「2017年シーズンから10年間で総額2100億円」。サッカーJリーグと巨額の放映権契約を締結した英Perform Group(パフォームグループ)が展開するのが、スポーツ専門のストリーミングサービス「DAZN(ダ・ゾーン)」だ。
「将来的にスポーツのライブ配信はテレビからOTT(over the top)と呼ばれるネット配信へ移行する」。強気の姿勢を見せるDAZNが描く未来は・・・。2017年11月10日、CDN(Content Delivery Network)サービス最大手の米Akamai Technologies社の日本法人が主催したイベントに登壇した、Perform Group CTOのFlorian Diederichsen(フロリアン・ディデリクセン)氏の講演の後半の模様をお伝えする。
Perform Groupは、日本市場で長期間に渡ってしっかりとサービスを提供していきます。市場の需要を理解してベストなサービスを提供し、対価を頂きたいと考えています。そのために日本で2つのオフィスを持ち、コンテンツのローカライズや顧客サービスの日本語での提供をしています。そのために数百人を雇用しています。
Jリーグと10年間という長期契約を結んでいますが、それはなぜか。Jリーグの価値が過小評価されていると考えているからです。通常の放映権契約は2~3年ですが、短期間で価値を高めるのは難しいので、10年契約にしたのです。

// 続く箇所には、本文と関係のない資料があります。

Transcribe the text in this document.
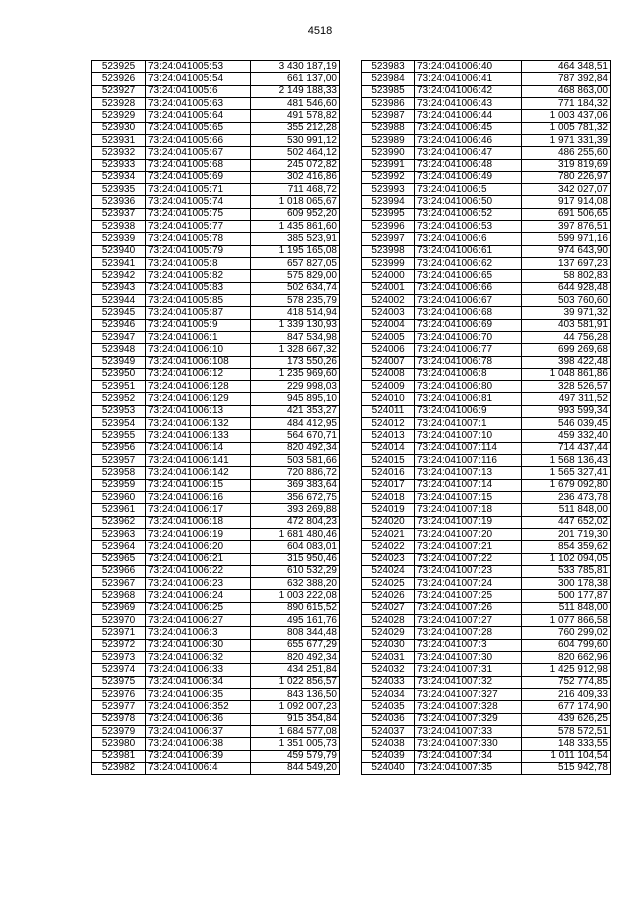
4518
523925	73:24:041005:53	3 430 187,19
523926	73:24:041005:54	661 137,00
523927	73:24:041005:6	2 149 188,33
523928	73:24:041005:63	481 546,60
523929	73:24:041005:64	491 578,82
523930	73:24:041005:65	355 212,28
523931	73:24:041005:66	530 991,12
523932	73:24:041005:67	502 464,12
523933	73:24:041005:68	245 072,82
523934	73:24:041005:69	302 416,86
523935	73:24:041005:71	711 468,72
523936	73:24:041005:74	1 018 065,67
523937	73:24:041005:75	609 952,20
523938	73:24:041005:77	1 435 861,60
523939	73:24:041005:78	385 523,91
523940	73:24:041005:79	1 195 165,08
523941	73:24:041005:8	657 827,05
523942	73:24:041005:82	575 829,00
523943	73:24:041005:83	502 634,74
523944	73:24:041005:85	578 235,79
523945	73:24:041005:87	418 514,94
523946	73:24:041005:9	1 339 130,93
523947	73:24:041006:1	847 534,98
523948	73:24:041006:10	1 328 667,32
523949	73:24:041006:108	173 550,26
523950	73:24:041006:12	1 235 969,60
523951	73:24:041006:128	229 998,03
523952	73:24:041006:129	945 895,10
523953	73:24:041006:13	421 353,27
523954	73:24:041006:132	484 412,95
523955	73:24:041006:133	564 670,71
523956	73:24:041006:14	820 492,34
523957	73:24:041006:141	503 581,66
523958	73:24:041006:142	720 886,72
523959	73:24:041006:15	369 383,64
523960	73:24:041006:16	356 672,75
523961	73:24:041006:17	393 269,88
523962	73:24:041006:18	472 804,23
523963	73:24:041006:19	1 681 480,46
523964	73:24:041006:20	604 083,01
523965	73:24:041006:21	315 950,46
523966	73:24:041006:22	610 532,29
523967	73:24:041006:23	632 388,20
523968	73:24:041006:24	1 003 222,08
523969	73:24:041006:25	890 615,52
523970	73:24:041006:27	495 161,76
523971	73:24:041006:3	808 344,48
523972	73:24:041006:30	655 677,29
523973	73:24:041006:32	820 492,34
523974	73:24:041006:33	434 251,84
523975	73:24:041006:34	1 022 856,57
523976	73:24:041006:35	843 136,50
523977	73:24:041006:352	1 092 007,23
523978	73:24:041006:36	915 354,84
523979	73:24:041006:37	1 684 577,08
523980	73:24:041006:38	1 351 005,73
523981	73:24:041006:39	459 579,79
523982	73:24:041006:4	844 549,20
523983	73:24:041006:40	464 348,51
523984	73:24:041006:41	787 392,84
523985	73:24:041006:42	468 863,00
523986	73:24:041006:43	771 184,32
523987	73:24:041006:44	1 003 437,06
523988	73:24:041006:45	1 005 781,32
523989	73:24:041006:46	1 971 331,39
523990	73:24:041006:47	486 255,60
523991	73:24:041006:48	319 819,69
523992	73:24:041006:49	780 226,97
523993	73:24:041006:5	342 027,07
523994	73:24:041006:50	917 914,08
523995	73:24:041006:52	691 506,65
523996	73:24:041006:53	397 876,51
523997	73:24:041006:6	599 971,16
523998	73:24:041006:61	974 643,90
523999	73:24:041006:62	137 697,23
524000	73:24:041006:65	58 802,83
524001	73:24:041006:66	644 928,48
524002	73:24:041006:67	503 760,60
524003	73:24:041006:68	39 971,32
524004	73:24:041006:69	403 581,91
524005	73:24:041006:70	44 756,28
524006	73:24:041006:77	699 269,68
524007	73:24:041006:78	398 422,48
524008	73:24:041006:8	1 048 861,86
524009	73:24:041006:80	328 526,57
524010	73:24:041006:81	497 311,52
524011	73:24:041006:9	993 599,34
524012	73:24:041007:1	546 039,45
524013	73:24:041007:10	459 332,40
524014	73:24:041007:114	714 437,44
524015	73:24:041007:116	1 568 136,43
524016	73:24:041007:13	1 565 327,41
524017	73:24:041007:14	1 679 092,80
524018	73:24:041007:15	236 473,78
524019	73:24:041007:18	511 848,00
524020	73:24:041007:19	447 652,02
524021	73:24:041007:20	201 719,30
524022	73:24:041007:21	854 359,62
524023	73:24:041007:22	1 102 094,05
524024	73:24:041007:23	533 785,81
524025	73:24:041007:24	300 178,38
524026	73:24:041007:25	500 177,87
524027	73:24:041007:26	511 848,00
524028	73:24:041007:27	1 077 866,58
524029	73:24:041007:28	760 299,02
524030	73:24:041007:3	604 799,60
524031	73:24:041007:30	820 662,96
524032	73:24:041007:31	1 425 912,98
524033	73:24:041007:32	752 774,85
524034	73:24:041007:327	216 409,33
524035	73:24:041007:328	677 174,90
524036	73:24:041007:329	439 626,25
524037	73:24:041007:33	578 572,51
524038	73:24:041007:330	148 333,55
524039	73:24:041007:34	1 011 104,54
524040	73:24:041007:35	515 942,78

実際、我々はJリーグの価値を高めるために数々の投資をしています。高密度Wi-FiをすべてのJ1スタジアムに敷設、試合中にさまざまなコンテンツをお客様が楽しめるようにしました。また、スタジアムに光ファイバーを敷設し、J3の試合は4台のカメラでプレーを撮影しています。J1の試合はカメラを3台追加し、12台体制で映像を制作しています。
3試合をリアルタイムで同時視聴
新サービスに対する投資もしています。その1つが「Jリーグ・ゾーン」です。NFLが提供している「レッドゾーン」のサッカー版で、見たい複数の試合をリアルタイムで同時に見られます。具体的には、1つの画面内で3試合がリアルタイムに中継され、コメント付きの試合はメーンの画面で、そのほかの2試合は小さい画面で並行して見られます。見る試合の変更も可能です。
DAZNの番組では積極的に「スター」を紹介しています。リーグの発展にはスタープレーヤーが必要です。これによってクラブの価値が高まり、ストーリーも生まれる。Jリーグから国際的に活躍するプレーヤーを生み出して欧州に移籍したり、逆に欧州からJリーグに移籍することを活性化したいと思います。
例えば、DAZNはドイツでJリーグの試合を中継していますが、2017年7月に元ドイツ代表のルーカス・ポドルスキー選手がヴィッセル神戸に加入して以来、ドイツで視聴者数が増えています(1節当たりの平均アクティブユーザー数が約8倍に増加)。